LA PROMENADE SOUS LES PLATANES

 

Vigieoctobre2012aix

 

La lumière retrouvée 

au long de cette allée de platanes clairs 

le soleil d'automne à l'aplomb de la montagne 

déjà déclinant 

l'espace ouvert en grand sur la combe et le lac 

la lumière accrochée encore aux troncs 

aux cimes blanches 

ces allées et venues 

ces pas de danse 

ces paroles échangées dans la lumière rase 

dans la lumière rassurante et pourtant 

cette sourde colère qui voile tout cela 

et fait qu'on est plongé dans l'ombre 

bien avant que le soleil s'en aille. 

 

Aix-les-Bains, 30 octobre 2012

 


 

 

LES KIWIS

 

Givre dans les champs. On a fait hier, et juste à temps, la cueillette des kiwis.

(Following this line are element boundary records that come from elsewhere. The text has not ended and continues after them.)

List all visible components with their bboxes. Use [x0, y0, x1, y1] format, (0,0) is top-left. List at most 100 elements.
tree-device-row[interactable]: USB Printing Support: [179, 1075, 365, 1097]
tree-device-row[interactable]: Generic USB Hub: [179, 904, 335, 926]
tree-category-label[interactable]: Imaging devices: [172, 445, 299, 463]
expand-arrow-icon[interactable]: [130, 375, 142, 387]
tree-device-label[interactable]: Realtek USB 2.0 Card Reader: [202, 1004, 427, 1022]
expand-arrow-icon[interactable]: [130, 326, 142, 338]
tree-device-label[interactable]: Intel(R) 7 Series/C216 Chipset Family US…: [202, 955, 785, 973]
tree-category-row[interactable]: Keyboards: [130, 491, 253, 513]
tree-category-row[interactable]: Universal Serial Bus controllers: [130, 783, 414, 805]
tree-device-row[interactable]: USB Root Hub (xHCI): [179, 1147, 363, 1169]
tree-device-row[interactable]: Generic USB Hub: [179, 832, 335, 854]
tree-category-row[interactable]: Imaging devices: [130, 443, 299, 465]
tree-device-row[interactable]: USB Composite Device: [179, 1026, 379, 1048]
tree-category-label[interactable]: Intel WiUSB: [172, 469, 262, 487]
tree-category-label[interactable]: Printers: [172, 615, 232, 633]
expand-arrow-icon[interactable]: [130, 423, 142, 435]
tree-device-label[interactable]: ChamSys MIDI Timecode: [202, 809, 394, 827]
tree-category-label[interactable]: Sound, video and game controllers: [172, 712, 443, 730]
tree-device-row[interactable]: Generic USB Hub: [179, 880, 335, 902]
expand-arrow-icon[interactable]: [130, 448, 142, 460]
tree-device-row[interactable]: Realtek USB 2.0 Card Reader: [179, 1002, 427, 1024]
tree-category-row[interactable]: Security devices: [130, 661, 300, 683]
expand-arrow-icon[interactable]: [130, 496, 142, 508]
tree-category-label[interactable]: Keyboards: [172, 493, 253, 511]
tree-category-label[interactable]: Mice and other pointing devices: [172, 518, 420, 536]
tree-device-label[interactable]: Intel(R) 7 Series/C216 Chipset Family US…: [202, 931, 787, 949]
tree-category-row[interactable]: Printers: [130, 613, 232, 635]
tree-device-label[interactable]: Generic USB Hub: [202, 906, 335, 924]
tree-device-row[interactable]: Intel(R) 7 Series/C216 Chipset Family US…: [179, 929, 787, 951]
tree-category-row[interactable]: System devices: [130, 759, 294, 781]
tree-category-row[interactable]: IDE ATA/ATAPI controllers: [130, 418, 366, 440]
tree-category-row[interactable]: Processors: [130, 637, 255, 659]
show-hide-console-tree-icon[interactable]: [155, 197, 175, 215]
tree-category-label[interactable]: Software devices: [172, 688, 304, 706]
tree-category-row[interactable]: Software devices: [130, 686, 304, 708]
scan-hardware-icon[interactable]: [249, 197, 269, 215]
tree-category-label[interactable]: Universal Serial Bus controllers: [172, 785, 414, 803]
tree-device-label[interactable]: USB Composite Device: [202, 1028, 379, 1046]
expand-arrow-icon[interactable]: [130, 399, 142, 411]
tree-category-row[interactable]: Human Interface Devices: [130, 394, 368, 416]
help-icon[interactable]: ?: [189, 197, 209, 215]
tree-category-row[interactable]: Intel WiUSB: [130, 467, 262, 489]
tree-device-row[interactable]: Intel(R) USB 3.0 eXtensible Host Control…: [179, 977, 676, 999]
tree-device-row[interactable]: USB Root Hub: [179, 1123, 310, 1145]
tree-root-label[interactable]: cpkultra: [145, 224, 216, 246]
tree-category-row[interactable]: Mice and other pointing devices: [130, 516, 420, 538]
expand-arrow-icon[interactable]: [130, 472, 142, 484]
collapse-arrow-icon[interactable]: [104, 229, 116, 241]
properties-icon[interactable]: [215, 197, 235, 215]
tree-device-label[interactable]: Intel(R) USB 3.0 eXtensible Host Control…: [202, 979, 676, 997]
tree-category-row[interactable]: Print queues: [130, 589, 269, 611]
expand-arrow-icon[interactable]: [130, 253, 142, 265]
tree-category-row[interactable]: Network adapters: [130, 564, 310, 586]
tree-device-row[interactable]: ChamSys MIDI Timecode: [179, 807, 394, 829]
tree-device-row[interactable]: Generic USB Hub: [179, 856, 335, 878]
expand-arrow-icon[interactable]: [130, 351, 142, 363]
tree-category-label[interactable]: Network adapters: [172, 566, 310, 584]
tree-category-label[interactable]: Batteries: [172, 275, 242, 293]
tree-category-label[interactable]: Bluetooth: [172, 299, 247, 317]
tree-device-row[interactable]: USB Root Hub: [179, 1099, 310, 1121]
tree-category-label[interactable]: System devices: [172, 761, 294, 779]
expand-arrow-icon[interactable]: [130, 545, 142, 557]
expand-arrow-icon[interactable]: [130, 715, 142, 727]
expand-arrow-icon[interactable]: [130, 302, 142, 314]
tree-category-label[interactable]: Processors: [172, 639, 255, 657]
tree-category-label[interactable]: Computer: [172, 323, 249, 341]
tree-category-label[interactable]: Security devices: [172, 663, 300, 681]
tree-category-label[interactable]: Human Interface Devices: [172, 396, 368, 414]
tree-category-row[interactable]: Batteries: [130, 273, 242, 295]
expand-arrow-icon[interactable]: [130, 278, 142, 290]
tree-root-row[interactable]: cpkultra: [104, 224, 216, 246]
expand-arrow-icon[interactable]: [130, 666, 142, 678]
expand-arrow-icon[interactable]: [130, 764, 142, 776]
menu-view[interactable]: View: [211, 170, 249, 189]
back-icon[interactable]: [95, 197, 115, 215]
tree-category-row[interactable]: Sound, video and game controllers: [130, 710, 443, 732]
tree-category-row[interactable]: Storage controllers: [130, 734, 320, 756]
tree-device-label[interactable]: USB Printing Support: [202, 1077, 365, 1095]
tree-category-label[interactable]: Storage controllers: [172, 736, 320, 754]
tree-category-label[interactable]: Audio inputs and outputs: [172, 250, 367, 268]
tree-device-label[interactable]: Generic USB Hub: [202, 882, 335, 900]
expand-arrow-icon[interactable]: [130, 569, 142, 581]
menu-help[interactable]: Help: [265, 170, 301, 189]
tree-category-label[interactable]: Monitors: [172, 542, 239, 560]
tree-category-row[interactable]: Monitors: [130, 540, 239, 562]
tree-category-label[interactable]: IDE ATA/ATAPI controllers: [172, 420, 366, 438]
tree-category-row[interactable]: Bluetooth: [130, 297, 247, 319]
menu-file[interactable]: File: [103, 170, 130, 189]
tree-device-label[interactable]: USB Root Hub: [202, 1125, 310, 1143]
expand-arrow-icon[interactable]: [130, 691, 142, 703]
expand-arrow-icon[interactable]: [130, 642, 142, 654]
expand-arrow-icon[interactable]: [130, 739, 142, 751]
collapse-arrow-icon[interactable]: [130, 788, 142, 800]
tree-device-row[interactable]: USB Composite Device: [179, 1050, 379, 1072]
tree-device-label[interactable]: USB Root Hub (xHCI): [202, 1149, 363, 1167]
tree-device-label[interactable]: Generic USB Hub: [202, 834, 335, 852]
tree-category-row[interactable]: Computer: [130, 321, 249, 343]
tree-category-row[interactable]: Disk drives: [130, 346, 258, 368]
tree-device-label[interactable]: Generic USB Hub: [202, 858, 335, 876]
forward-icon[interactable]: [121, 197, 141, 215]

L'arbre déraciné gît près de l'ancienne mare que souligne le givre filtrant au travers des feuilles du figuier. La lumière dessine une tremblante rosace que l'on retrouve aussi dans les nuages en balayures (cirrocumulus), traces éparses déjà presque effacées de la poudre des rêves ainsi lancée dans la lumière d'octobre. 

 

Les Vellats, 30 octobre 2012

 


 

 

 

DU REFUS

 

 

Reçu ce jour des éditions A. la première lettre de refus d'une série qu’on pressent longue et monotone. Réponse attendue, dans tous les sens du terme, sans surprise, si ce n'est son extrême rapidité à me parvenir. Comme souvent dans ces cas-là, une lettre type, lapidaire, qui  ne laisse rien imaginer de la personne chargée du premier tri, mais qui laisse néanmoins une sensation de dégoût, pareille peut-être à celle qu'éprouverait une femme du monde ruinée qui, ayant tenté de gagner quelque argent en se prostituant, se serait vue éconduite par les filles de la maison close, ou comme le ressent quiconque s'est laissé imprudemment surprendre dans sa plus intime fragilité par un individu fruste et indifférent.   

 

31 octobre 2012

 

 

© Lionel Seppoloni, tous droits réservés.